04 agosto 2018
Por Karolline Vicente

[Usurper] Capítulo III

— Eles ainda não falaram nada! Acredito que estejam protegendo ela...

— Não, eles nem a conhecem. Aliás, encontram algum documento que comprove sua identidade?

— Nada! Ela é um mistério. Talvez esteja fugindo, talvez tenha feito coisas erradas...

— Ela parece estar bem traumatizada. Você viu os hematomas no corpo dela?

— Eu vi muita coisa no corpo dela...

— Cara, eu estou falando sério! — O oficial Russell falou revirando os olhos. – Ela sofreu muito aparentemente, eu duvido um pouco dessa sua teoria de que ela esteja sofrendo sintomas de abstinência. Talvez seja um surto pós-traumático ou coisa do gênero.

— Quem sabe? Ela não fala do que pode ter ocorrido com ela, não se lembra nem qual o seu nome.

— Peça para fazerem um busca nos desaparecidos do ano passado...

— Já fizemos e não há registro de nenhuma garota com a fisionomia dela.

— Busque pelos três anos anteriores e faça uma busca visual no sistema, em câmeras de shoppings, aeroportos, ruas, tudo!
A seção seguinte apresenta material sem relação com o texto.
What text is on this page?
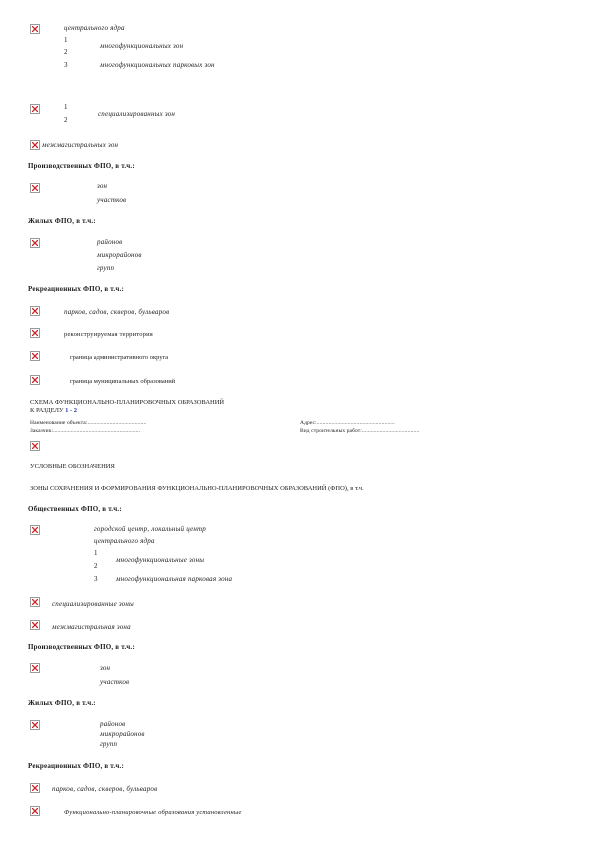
центрального ядра
1
2
многофункциональных зон
3	многофункциональных парковых зон
1
2
специализированных зон
межмагистральных зон
Производственных ФПО, в т.ч.:
зон
участков
Жилых ФПО, в т.ч.:
районов
микрорайонов
групп
Рекреационных ФПО, в т.ч.:
парков, садов, скверов, бульваров
реконструируемая территория
граница административного округа
граница муниципальных образований
СХЕМА ФУНКЦИОНАЛЬНО-ПЛАНИРОВОЧНЫХ ОБРАЗОВАНИЙ
К РАЗДЕЛУ 1 - 2
Наименование объекта:........................................
Заказчик:...........................................................
Адрес:.....................................................
Вид строительных работ:.......................................
УСЛОВНЫЕ ОБОЗНАЧЕНИЯ
ЗОНЫ СОХРАНЕНИЯ И ФОРМИРОВАНИЯ ФУНКЦИОНАЛЬНО-ПЛАНИРОВОЧНЫХ ОБРАЗОВАНИЙ (ФПО), в т.ч.
Общественных ФПО, в т.ч.:
городской центр, локальный центр
центрального ядра
1
2
многофункциональные зоны
3	многофункциональная парковая зона
специализированные зоны
межмагистральная зона
Производственных ФПО, в т.ч.:
зон
участков
Жилых ФПО, в т.ч.:
районов
микрорайонов
групп
Рекреационных ФПО, в т.ч.:
парков, садов, скверов, бульваров
Функционально-планировочные образования установленные
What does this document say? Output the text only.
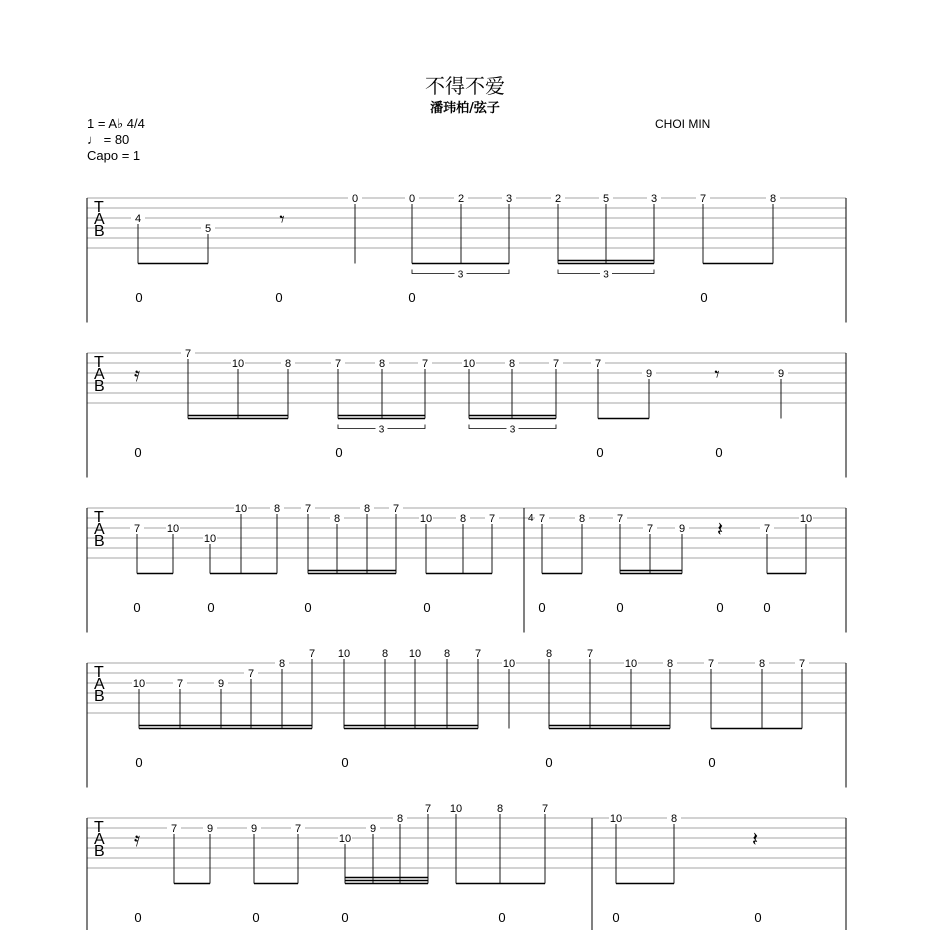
不得不爱
潘玮柏/弦子
1 = A♭ 4/4
♩ = 80
Capo = 1
CHOI MIN
T
A
B
4
5
0	0	2	3	2	5	3	7	8
3	3
𝄾
0	0	0	0
T
A
B
7
10	8	7	8	7	10	8	7	7
9	9
3	3
𝄿	𝄾
0	0	0	0
T
A
B
4
7 10
10
10 8 7
8
8 7
10	8 7	7	8	7
7 9	7
10
𝄽
0	0	0	0	0	0	0	0
T
A
B
10	7	9
7
8
7 10	8 10 8 7
10
8	7
10	8	7	8	7
0	0	0	0
T
A
B
7	9	9	7
10
9
8
7 10	8	7
10	8
𝄿	𝄽
0	0	0	0	0	0
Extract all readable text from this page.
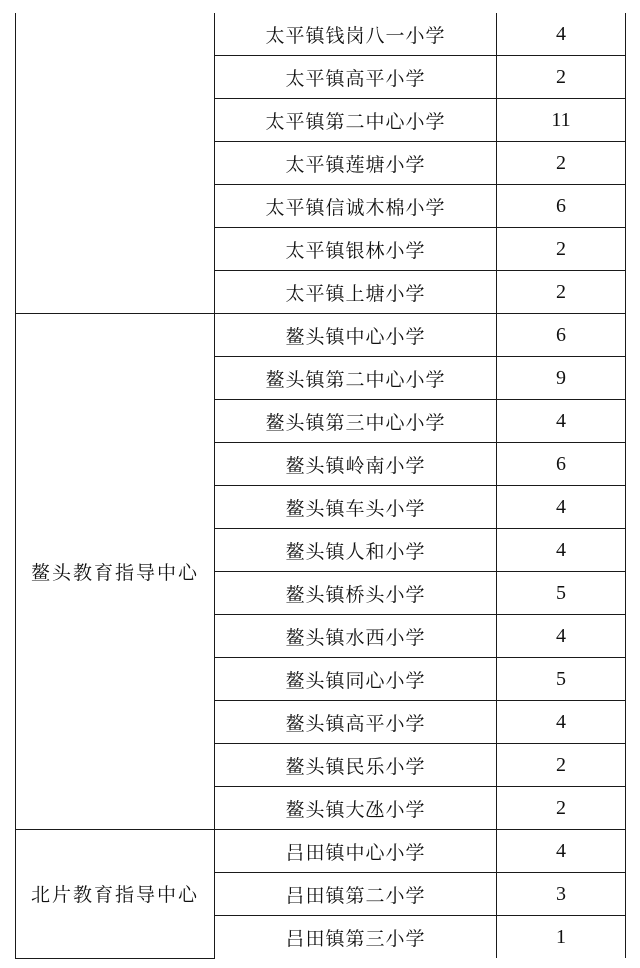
	太平镇钱岗八一小学	4
	太平镇高平小学	2
	太平镇第二中心小学	11
	太平镇莲塘小学	2
	太平镇信诚木棉小学	6
	太平镇银林小学	2
	太平镇上塘小学	2
鳌头教育指导中心	鳌头镇中心小学	6
	鳌头镇第二中心小学	9
	鳌头镇第三中心小学	4
	鳌头镇岭南小学	6
	鳌头镇车头小学	4
	鳌头镇人和小学	4
	鳌头镇桥头小学	5
	鳌头镇水西小学	4
	鳌头镇同心小学	5
	鳌头镇高平小学	4
	鳌头镇民乐小学	2
	鳌头镇大氹小学	2
北片教育指导中心	吕田镇中心小学	4
	吕田镇第二小学	3
	吕田镇第三小学	1
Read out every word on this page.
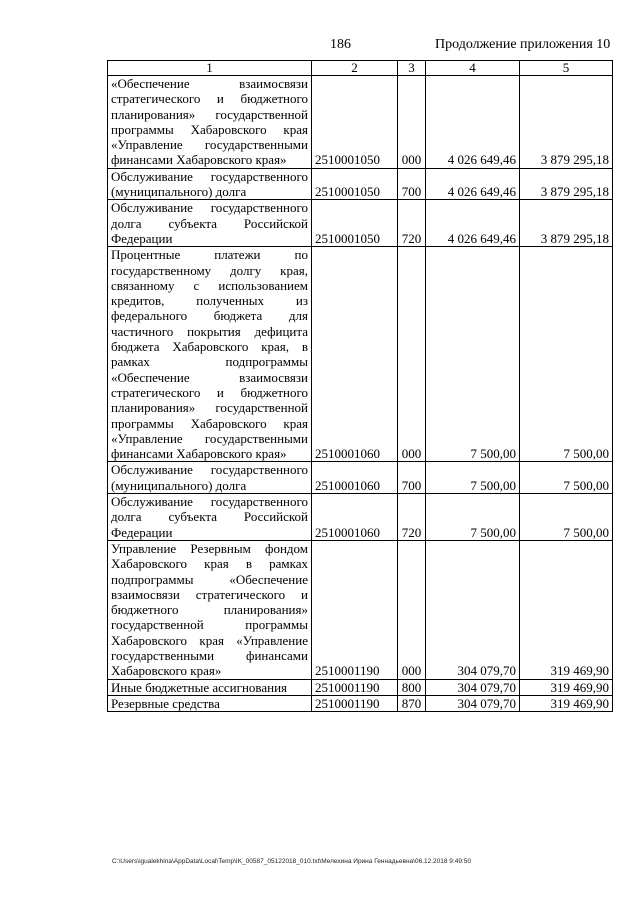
186	Продолжение приложения 10
1	2	3	4	5
«Обеспечение взаимосвязи стратегического и бюджетного планирования» государственной программы Хабаровского края «Управление государственными финансами Хабаровского края»	2510001050	000	4 026 649,46	3 879 295,18
Обслуживание государственного (муниципального) долга	2510001050	700	4 026 649,46	3 879 295,18
Обслуживание государственного долга субъекта Российской Федерации	2510001050	720	4 026 649,46	3 879 295,18
Процентные платежи по государственному долгу края, связанному с использованием кредитов, полученных из федерального бюджета для частичного покрытия дефицита бюджета Хабаровского края, в рамках подпрограммы «Обеспечение взаимосвязи стратегического и бюджетного планирования» государственной программы Хабаровского края «Управление государственными финансами Хабаровского края»	2510001060	000	7 500,00	7 500,00
Обслуживание государственного (муниципального) долга	2510001060	700	7 500,00	7 500,00
Обслуживание государственного долга субъекта Российской Федерации	2510001060	720	7 500,00	7 500,00
Управление Резервным фондом Хабаровского края в рамках подпрограммы «Обеспечение взаимосвязи стратегического и бюджетного планирования» государственной программы Хабаровского края «Управление государственными финансами Хабаровского края»	2510001190	000	304 079,70	319 469,90
Иные бюджетные ассигнования	2510001190	800	304 079,70	319 469,90
Резервные средства	2510001190	870	304 079,70	319 469,90
C:\Users\igualekhina\AppData\Local\Temp\IK_00587_05122018_010.txt\Мелехина Ирина Геннадьевна\06.12.2018 9:49:50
Precisamos saber quem ela é!

— Já vi que esse trabalho vai demorar para ser concluído. — disse o policial Johnson. — Vou pegar um café, você aceita?

— Claro, essa noite vai ser longa!

Observava os sargentos através da janela de vidro que tinha na porta do quarto. Eu não conseguia me sentir confortável e meu primeiro instinto era de sair correndo dali, mas eu não tinha forças e muito menos noção de para onde eu poderia me esconder. E me esconder de quem exatamente? Não sabia quais eram meus inimigos. Eu ainda estava algemada e precisei me manter estável psicologicamente para não gritar para eles tirarem aquilo de mim. Eu ainda sentia dores físicas e minha cabeça doía numa intensidade anormal. Flashbacks sempre vinham à tona me deixando confusa e com medo. Eu não sabia se eram meros sonhos ou se haviam acontecido realmente. Até qual ponto minha mente podia me enganar? Eu era refém de mim mesma.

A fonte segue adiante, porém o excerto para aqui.